In 1991/2 Arsenal came fourth in the league scoring an amazing 81 goals.  We were top scorers in the league due to the sharing of goals between Campbell (13), Merson (12), Smith (12) and Wright (24).  From 1 February to the end of the season Arsenal were unbeaten in 17 including a 7-1 thrashing of Sheffield Wednesday (who actually finished the league in third) and a 5-1 over Southampton.

So interest and enthusiasm was high, and crowds in the upper 30,000s started to be the norm once more.  But in retrospect we can see signs that things were not right.

The old season winds its way…

12 March 1992: Andy Cole, after just one game for Arsenal moved on to Bristol City and later Newcastle before getting almost 200 games for Manchester Utd.  Quite how such a talent was missed has long been a mystery.  If there had been others coming through it wouldn’t have mattered so much but there were only one or two.

8 April 1992: Stephen Morrow’s first game: Arsenal 3 Norwich 1.  He had joined from Bangor and went on to make 39 starts in the League scoring one goal.

And in terms of transfers that was it until July, although on the playing front a mention must be made of…

2 May 1992 Ian Wright hat trick (two in the 90th minute) in the last game in front of the old North Bank.  Arsenal won 5-1 against Southampton as Wright beat Lineker to the top scorer spot with 24 league goals.  A hardy group stayed on after the match chanting “We’re here to save the North Bank,” as stewards left us to slowly drift away.  Which eventually we did.

1992 Pre-season

14 July 1992 John Jensen signed from Brondby.  The signing was, in 1995, shown to involve the agent of Jensen paying George Graham, a deal that led to Graham’s dismissal.

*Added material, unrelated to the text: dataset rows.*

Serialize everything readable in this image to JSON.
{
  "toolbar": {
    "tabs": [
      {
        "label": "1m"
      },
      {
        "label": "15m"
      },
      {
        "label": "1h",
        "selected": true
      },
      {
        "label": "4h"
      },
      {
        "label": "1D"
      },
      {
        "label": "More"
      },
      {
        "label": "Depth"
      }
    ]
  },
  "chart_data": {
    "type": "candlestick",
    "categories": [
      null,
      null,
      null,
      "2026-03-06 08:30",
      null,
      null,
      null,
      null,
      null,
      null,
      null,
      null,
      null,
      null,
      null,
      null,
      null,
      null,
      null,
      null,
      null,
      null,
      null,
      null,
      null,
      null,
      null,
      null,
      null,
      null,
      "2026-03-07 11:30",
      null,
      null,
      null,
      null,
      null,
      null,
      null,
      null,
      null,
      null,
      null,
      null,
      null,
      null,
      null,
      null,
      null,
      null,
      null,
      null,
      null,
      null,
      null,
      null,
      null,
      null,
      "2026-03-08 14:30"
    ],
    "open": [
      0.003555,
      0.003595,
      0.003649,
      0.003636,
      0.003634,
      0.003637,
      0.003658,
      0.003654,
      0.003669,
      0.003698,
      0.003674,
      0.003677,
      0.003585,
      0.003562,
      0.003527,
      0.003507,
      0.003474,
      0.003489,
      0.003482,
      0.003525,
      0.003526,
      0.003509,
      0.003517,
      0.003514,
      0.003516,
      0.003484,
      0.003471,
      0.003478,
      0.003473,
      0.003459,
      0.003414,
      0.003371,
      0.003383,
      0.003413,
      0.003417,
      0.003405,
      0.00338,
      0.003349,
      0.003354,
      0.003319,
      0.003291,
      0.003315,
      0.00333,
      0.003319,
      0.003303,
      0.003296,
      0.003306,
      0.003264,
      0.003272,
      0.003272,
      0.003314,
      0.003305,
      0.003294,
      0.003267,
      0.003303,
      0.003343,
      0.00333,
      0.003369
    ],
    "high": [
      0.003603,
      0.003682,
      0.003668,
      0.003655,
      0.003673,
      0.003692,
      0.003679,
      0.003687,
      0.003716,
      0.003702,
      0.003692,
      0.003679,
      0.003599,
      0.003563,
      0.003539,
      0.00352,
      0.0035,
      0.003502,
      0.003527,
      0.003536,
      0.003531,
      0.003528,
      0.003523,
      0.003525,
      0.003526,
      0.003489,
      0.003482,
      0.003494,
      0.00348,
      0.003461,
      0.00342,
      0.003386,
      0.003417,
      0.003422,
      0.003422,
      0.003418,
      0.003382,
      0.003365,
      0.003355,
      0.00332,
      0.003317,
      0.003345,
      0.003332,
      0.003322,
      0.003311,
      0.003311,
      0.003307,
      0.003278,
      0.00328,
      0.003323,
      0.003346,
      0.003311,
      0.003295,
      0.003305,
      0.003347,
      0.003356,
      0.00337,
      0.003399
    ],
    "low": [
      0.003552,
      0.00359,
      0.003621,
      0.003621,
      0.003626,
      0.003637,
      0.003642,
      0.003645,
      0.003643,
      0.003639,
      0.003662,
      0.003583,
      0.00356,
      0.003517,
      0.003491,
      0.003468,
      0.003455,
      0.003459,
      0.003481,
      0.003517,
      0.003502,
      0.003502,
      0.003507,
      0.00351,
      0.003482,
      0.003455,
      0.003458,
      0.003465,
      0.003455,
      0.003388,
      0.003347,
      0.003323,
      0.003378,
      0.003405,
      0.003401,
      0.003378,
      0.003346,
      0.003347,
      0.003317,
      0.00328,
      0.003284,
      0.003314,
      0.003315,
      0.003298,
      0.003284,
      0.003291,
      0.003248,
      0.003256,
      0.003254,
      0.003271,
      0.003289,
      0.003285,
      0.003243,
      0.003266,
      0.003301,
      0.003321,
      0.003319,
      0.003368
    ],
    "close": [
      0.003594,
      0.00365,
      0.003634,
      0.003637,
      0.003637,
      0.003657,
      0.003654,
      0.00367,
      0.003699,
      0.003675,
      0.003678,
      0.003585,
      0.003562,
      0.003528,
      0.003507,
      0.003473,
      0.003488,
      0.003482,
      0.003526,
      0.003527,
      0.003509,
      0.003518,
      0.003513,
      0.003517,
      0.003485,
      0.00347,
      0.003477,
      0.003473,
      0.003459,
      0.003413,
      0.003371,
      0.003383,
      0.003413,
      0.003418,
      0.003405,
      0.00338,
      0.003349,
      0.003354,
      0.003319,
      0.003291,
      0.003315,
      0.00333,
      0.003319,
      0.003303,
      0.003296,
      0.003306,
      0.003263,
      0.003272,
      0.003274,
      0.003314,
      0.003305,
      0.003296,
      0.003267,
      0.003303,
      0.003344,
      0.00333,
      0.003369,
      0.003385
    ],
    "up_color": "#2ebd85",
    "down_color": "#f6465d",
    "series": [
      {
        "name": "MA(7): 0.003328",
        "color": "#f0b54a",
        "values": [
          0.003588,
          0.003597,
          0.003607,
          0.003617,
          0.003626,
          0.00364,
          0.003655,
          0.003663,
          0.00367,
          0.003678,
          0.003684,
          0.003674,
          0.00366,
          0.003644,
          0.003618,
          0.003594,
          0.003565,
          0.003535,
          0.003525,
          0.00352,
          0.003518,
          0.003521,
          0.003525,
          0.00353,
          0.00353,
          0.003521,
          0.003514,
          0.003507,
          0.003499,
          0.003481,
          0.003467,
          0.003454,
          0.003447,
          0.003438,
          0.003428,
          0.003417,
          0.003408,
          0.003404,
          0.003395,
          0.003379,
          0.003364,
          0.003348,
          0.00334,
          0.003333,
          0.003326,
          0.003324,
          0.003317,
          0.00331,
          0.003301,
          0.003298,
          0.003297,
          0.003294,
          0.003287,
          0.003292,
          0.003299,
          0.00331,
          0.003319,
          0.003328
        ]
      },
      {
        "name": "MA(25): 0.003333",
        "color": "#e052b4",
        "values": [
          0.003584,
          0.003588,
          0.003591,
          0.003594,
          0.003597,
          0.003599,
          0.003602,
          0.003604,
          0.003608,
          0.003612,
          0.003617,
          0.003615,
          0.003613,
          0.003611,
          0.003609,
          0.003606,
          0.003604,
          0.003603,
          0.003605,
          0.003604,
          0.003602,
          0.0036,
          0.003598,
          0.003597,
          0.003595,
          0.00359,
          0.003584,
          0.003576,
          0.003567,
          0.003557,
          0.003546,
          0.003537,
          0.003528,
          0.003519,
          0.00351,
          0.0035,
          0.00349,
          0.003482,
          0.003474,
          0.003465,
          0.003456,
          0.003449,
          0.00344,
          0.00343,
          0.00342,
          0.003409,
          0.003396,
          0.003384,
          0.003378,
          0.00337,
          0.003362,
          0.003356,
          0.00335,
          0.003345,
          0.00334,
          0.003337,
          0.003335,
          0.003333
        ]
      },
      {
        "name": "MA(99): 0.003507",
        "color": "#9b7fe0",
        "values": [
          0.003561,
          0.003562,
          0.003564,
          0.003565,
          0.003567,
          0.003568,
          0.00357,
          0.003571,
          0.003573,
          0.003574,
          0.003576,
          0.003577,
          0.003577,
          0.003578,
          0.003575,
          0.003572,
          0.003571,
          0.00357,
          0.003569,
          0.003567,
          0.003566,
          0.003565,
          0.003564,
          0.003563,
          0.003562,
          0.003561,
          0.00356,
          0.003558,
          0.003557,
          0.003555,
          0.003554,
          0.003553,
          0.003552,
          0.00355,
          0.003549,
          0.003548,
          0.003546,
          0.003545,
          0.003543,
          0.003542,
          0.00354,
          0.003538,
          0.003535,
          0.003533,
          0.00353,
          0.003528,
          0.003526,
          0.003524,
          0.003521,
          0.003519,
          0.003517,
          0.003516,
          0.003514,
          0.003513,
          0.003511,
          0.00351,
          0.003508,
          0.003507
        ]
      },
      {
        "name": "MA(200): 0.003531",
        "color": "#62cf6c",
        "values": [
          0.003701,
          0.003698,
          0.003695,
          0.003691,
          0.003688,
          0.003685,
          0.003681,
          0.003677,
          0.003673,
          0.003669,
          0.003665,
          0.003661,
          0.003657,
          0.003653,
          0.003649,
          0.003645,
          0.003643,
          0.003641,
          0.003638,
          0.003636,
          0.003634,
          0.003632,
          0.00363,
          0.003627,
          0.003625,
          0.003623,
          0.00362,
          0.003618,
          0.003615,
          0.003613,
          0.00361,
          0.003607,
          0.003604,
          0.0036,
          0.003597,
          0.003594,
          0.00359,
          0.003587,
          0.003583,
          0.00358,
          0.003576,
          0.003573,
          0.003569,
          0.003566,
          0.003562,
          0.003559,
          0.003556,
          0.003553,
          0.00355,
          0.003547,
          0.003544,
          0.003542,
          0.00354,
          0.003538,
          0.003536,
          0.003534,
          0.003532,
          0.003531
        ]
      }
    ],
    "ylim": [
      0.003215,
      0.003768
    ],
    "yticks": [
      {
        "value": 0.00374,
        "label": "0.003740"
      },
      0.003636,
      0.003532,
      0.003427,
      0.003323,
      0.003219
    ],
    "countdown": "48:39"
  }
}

Jensen played 132 games for Arsenal over four years before returning to his former club.   He was one of the heros of Denmark;s Euro 92 triumph, but when it came to Arsenal he was not David Rocastle.

22 July 1992 David Rocastle sold to the league champions Leeds for £2m.  Later reports strongly suggested that he was very much sold against his will and was very distressed by the move.

25 July 1992: First game for John Jensen and Ian Selley in friendly v Byafossen.  Selly showed a lot of promise, but he later suffered a broken leg which affected his game and he spent much of his subsequent career playing in non-league football.

The Norway Tour and the rest of pre-season

  • 25 July 1992 Byafossen 1 Arsenal 0
  • 28 July 1992: Fram 0  Arsenal 2 (Smith, Wright)
  • 2 August 1992: Brann Bergen 0 Arsenal 2 (Campbell 2)
  • 7 August 1992: Wolverhampton 0 Arsenal 0
  • 10 August 1992: Peterborough 2 Arsenal 4 (Campbell, Smith, Merson, Limpar).

A video of the Brann game is available here

What happened next

15 August 1992: Steve Bould scored Arsenal’s first Premier League goal. Campbell got a second to make it 2-0 at half time, but the final score was  Arsenal 2 Norwich 4.  The game was played in front of just 24,030 with the North Bank closed in order to become an all seater two tier stand.

18 August 1992.  Perry Groves last game v Blackburn (a 0-1 defeat).  He had played 155 league games for Arsenal and scored 21 goals.  On 21 August he was sold to Southampton for £750,000.

5 September 1992: Wimbledon 3 Arsenal 2, the 3rd defeat in the first seven games

However at one level one can argue that the season was a triumph in the end.  Arsenal finished 10th, but won the unprecedented league cup and FA Cup double.

But it was clear that there was no influx of exciting new talent either in terms of significant transfers like the events that brought us Smith and Wright, nor the arrival of many youngsters – with the exception of Parlour.  The rebuilding that was needed after the amazing triumph of 1991 didn’t seem to be there, and the summer on the transfer front was quiet.

There were also a lot of stories about player disquiet with newspapers publishing exclusives from “Highbury insiders” claiming that morale in the team was at an all time low.

“It’s almost as if they are putting two fingers up to the manager by the way they are playing,” was the quote in one paper.